Comparing an annual and daily time-step model for predicting field-scale phosphorus loss

Authors: Bolster, Carl; FORSBERG, ADAM - University Of Georgia; MITTELSTET, AARON - Oklahoma State University; RADCLIFFE, DAVID - University Of Georgia; STORM, DANIEL - Oklahoma State University; RAMIREZ-AVILA, JOHN - Mississippi State University; OSMOND, DEANNA - North Carolina State University

Submitted to: Journal of Environmental Quality
Publication Type: Peer Reviewed Journal
Publication Acceptance Date: 11/23/2016
Publication Date: 1/19/2017
Citation: Bolster, C.H., Forsberg, A., Mittelstet, A., Radcliffe, D., Storm, D., Ramirez-Avila, J., Osmond, D. 2017. Comparing an annual and daily time-step model for predicting field-scale phosphorus loss. Journal of Environmental Quality. doi:10.2134/jeq2016.04.0159.

Interpretive Summary: Several models with varying degrees of complexity are available for describing P movement through the landscape. In this study, we compare results from two models varying in their degree of complexity: the Annual P Loss Estimator and the Texas Best management practice Evaluation Tool. The Annual P Loss Estimator is a spreadsheet-based annual time-step model developed for predicting P loss from agricultural fields. The Texas Best management practice Evaluation Tool is a daily time step model that applies the Soil and Water Assessment Tool at the field scale. Two important differences exist between these two models for describing P loss at the field scale: the time step used and how incidental P losses from surface applied fertilizer and manure are simulated. APLE is an annual time step model and thus is unable to simulate the effects of event-based P losses.

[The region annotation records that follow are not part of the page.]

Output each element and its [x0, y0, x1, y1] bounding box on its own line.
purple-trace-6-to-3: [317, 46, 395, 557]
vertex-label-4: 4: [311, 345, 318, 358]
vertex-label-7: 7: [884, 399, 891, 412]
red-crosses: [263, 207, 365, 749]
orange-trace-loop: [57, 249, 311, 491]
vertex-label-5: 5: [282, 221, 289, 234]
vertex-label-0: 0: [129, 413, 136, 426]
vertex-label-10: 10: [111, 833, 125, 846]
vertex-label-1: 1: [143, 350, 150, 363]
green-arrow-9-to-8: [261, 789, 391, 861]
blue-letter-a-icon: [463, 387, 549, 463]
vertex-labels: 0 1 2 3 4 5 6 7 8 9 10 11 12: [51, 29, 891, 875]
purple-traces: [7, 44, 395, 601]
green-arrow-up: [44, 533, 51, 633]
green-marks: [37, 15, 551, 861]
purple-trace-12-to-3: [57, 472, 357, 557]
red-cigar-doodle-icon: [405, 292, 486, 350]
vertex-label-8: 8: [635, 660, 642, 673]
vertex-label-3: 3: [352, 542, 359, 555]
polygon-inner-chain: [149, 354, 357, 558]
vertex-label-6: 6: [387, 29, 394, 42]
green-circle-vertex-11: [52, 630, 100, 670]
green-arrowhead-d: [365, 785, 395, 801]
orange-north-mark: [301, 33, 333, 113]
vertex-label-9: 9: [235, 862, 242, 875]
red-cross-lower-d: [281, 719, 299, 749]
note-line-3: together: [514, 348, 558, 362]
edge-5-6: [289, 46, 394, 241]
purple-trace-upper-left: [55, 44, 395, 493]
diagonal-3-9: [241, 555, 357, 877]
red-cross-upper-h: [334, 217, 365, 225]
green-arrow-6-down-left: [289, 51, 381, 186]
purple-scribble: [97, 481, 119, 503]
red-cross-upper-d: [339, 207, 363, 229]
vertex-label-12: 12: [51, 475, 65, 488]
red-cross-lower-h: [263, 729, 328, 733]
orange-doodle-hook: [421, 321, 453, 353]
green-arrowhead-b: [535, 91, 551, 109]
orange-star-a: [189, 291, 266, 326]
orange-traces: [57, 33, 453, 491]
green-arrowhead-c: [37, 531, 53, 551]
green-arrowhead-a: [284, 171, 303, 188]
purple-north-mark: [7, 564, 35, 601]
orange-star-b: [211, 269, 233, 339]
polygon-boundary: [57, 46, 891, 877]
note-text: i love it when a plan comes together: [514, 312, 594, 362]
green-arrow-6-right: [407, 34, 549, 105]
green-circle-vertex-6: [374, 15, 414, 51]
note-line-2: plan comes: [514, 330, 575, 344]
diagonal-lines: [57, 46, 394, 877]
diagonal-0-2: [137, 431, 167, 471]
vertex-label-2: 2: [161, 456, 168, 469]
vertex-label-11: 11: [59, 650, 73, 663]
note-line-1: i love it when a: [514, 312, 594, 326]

In the version of SWAT currently used by TBET, direct interactions between runoff and surface-applied manure and fertilizer P are not simulated; rather, all surface applied P is assumed to be incorporated into the top 10 mm of soil and instantaneously partitioned between the different P pools. We first compared predictions of field-scale P loss for both models using as model inputs field and land management data collected from multiple research sites throughout the South and Southwest. We then compared model predictions from both models with measured P loss data from these sites. Our results indicate that simple annual time-step models do not necessarily produce poorer predictions of P loss at the field scale than more complex physically-based models and thus have a role to play in nutrient management planning.

Technical Abstract: Numerous models exist for describing phosphorus (P) losses from agricultural fields. The complexity of these models varies considerably ranging from simple empirically-based annual time-step models to more complex process-based daily time step models. While better accuracy is often assumed with more complex, process-based models, comparisons of empirically-based models with process-based models for predicting P loss at the field scale are rare. In this study, we compare results from two models varying in their degree of complexity: the Annual P Loss Estimator (APLE) and the Texas Best management practice Evaluation Tool (TBET). APLE is an empirically-based annual time-step model whereas TBET is a process-based daily time-step model that applies the Soil and Water Assessment Tool at the field scale. We first compared predictions of field-scale P loss for both models using as model inputs field and land management data collected from multiple research sites throughout the South and Southwest US. We then compared predictions of P loss from both models with measured P loss data from these sites. We found that APLE generally predicted greater dissolved P losses than TBET whereas TBET generally predicted greater particulate P losses than APLE for the conditions simulated in our study. When we compared model predictions with measured P loss data, neither model consistently outperformed the other. Our results indicate that simple annual time-step models do not necessarily produce poorer predictions of P loss at the field scale than more complex physically-based models and thus have a role to play in nutrient management planning.